Esther, still frowning, did not respond. She took up her tatting, shifting the intensity of her gaze to the shuttling of picots.

Deliverance found the heat stifling and rose, pleading her need for air. Despite Esther's protests and the foul weather, she walked towards the shore from their isolated homestead, headlong into the lashing wind. Where aggressive waves violated the naked beach, a briny spray raked her eyes. If not for the wind, if not for the tide… Her false-hearted sailor was as cruel as his watery mistress. She glared at his ocean until she could no longer endure the insult. Madness shattered her tenuous peace, unleashing screams to rival howling banshees. “I condemn you! May your ship dash itself upon the rocks! May your beloved ocean swallow you whole!”
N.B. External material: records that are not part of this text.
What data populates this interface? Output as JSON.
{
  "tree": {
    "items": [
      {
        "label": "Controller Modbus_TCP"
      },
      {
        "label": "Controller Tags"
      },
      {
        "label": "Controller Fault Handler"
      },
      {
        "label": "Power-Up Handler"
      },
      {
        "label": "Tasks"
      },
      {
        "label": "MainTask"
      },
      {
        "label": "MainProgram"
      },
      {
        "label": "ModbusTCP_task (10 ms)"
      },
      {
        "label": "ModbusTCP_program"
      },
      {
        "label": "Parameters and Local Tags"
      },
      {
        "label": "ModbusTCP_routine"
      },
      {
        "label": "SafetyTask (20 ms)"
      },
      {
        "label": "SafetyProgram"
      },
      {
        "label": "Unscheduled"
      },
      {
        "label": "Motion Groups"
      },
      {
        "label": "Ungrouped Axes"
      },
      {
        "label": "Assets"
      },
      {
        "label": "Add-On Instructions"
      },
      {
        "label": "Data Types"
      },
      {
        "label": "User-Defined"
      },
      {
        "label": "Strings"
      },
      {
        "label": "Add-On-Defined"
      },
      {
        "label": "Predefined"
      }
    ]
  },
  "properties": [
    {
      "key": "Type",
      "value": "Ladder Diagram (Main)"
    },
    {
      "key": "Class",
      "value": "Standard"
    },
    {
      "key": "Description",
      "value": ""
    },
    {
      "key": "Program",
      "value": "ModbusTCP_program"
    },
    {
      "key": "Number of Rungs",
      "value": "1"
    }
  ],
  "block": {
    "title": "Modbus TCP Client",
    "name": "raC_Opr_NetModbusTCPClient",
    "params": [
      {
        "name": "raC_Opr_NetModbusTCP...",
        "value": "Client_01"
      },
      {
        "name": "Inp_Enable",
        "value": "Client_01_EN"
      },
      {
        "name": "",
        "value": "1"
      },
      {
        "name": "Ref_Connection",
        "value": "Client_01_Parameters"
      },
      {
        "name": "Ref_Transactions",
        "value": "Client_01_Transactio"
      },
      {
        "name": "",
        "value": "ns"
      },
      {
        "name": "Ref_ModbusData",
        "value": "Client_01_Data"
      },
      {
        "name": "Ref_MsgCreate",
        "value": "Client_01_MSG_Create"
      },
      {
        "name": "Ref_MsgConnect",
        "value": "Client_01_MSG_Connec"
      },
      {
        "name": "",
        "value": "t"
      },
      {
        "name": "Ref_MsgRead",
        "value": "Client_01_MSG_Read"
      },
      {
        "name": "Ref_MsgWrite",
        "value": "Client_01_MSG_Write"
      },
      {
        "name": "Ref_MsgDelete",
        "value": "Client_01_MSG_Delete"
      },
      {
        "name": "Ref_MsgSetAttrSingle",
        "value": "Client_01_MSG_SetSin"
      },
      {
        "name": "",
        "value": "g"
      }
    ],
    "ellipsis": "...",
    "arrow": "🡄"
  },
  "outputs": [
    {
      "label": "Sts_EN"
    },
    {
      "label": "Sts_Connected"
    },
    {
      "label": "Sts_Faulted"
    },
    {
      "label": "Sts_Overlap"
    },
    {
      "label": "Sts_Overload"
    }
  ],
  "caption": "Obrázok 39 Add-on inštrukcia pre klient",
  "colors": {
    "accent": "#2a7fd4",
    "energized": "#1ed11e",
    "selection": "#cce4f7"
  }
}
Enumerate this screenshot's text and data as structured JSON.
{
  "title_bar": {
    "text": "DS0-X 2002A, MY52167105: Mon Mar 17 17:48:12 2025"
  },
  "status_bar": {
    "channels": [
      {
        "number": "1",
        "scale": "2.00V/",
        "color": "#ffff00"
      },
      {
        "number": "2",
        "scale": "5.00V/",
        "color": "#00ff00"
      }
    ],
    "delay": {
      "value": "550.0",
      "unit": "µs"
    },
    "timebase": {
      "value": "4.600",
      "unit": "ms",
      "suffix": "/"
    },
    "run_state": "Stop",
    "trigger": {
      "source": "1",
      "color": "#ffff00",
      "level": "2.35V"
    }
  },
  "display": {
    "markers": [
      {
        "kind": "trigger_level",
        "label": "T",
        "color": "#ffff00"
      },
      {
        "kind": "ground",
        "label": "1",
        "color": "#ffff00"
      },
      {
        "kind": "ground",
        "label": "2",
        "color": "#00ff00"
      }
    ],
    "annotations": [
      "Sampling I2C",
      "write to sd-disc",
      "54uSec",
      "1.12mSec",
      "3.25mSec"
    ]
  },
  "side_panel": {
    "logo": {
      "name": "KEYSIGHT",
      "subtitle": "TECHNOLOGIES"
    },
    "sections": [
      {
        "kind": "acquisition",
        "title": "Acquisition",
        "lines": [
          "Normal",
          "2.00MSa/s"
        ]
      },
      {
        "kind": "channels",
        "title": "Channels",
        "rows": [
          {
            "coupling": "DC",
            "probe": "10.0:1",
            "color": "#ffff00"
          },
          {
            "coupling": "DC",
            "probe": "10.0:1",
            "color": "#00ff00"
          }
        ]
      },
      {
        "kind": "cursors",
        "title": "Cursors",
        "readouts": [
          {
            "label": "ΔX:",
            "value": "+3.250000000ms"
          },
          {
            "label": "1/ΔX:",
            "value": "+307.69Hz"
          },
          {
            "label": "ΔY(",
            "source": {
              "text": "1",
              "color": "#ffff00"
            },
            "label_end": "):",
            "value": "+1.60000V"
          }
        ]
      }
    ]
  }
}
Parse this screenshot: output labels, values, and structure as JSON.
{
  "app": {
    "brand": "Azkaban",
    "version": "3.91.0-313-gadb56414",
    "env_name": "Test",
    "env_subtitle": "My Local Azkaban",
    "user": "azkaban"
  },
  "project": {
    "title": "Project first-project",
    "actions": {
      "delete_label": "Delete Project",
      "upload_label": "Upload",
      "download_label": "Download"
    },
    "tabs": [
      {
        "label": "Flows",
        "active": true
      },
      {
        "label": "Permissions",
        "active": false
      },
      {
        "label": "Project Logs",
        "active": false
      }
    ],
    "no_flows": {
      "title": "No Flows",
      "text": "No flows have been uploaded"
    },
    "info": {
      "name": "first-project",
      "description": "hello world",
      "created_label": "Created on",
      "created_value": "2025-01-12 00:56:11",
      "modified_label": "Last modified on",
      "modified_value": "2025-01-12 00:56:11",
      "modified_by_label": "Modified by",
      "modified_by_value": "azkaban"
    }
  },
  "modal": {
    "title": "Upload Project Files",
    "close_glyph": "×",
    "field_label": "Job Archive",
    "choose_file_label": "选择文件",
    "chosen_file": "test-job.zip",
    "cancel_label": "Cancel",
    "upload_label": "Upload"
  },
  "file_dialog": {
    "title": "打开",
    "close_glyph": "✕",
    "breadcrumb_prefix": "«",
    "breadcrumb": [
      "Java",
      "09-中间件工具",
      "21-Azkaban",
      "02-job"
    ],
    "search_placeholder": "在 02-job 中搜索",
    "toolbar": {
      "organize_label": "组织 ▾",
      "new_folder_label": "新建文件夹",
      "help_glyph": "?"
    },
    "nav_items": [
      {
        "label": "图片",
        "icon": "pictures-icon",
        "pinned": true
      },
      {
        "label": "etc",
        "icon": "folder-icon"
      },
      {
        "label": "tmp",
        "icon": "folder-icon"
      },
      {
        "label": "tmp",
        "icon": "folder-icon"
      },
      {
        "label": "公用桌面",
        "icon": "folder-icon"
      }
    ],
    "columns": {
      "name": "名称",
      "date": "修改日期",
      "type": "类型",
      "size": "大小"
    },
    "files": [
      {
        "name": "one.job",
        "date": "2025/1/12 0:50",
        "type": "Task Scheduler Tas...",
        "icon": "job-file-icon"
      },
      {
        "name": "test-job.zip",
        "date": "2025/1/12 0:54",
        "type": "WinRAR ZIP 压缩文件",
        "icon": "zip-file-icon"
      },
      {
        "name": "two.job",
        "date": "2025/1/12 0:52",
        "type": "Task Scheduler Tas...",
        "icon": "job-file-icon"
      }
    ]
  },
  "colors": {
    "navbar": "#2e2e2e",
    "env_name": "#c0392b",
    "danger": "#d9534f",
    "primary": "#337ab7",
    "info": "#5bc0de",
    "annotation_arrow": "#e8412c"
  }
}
Lightning flashed in the gathering clouds, belching thunder and hailstones. A virulent tremor possessed her as her fury became a force of reckoning. “Oh Lord, I beseech Thee,” she wailed. “Smite this foul deceiver! Shred his soul with everlasting fire and command the fiends of Hell to feast on his flesh!”

Heartless rain abused her mightily, yet she screamed and cursed until her voice failed. Buckling, she clawed at the scarlet letters stitched to her clothing. I would stay and we would marry, if not for the wind, if not for the tide… Within her swelling belly, their baby kicked for the first time.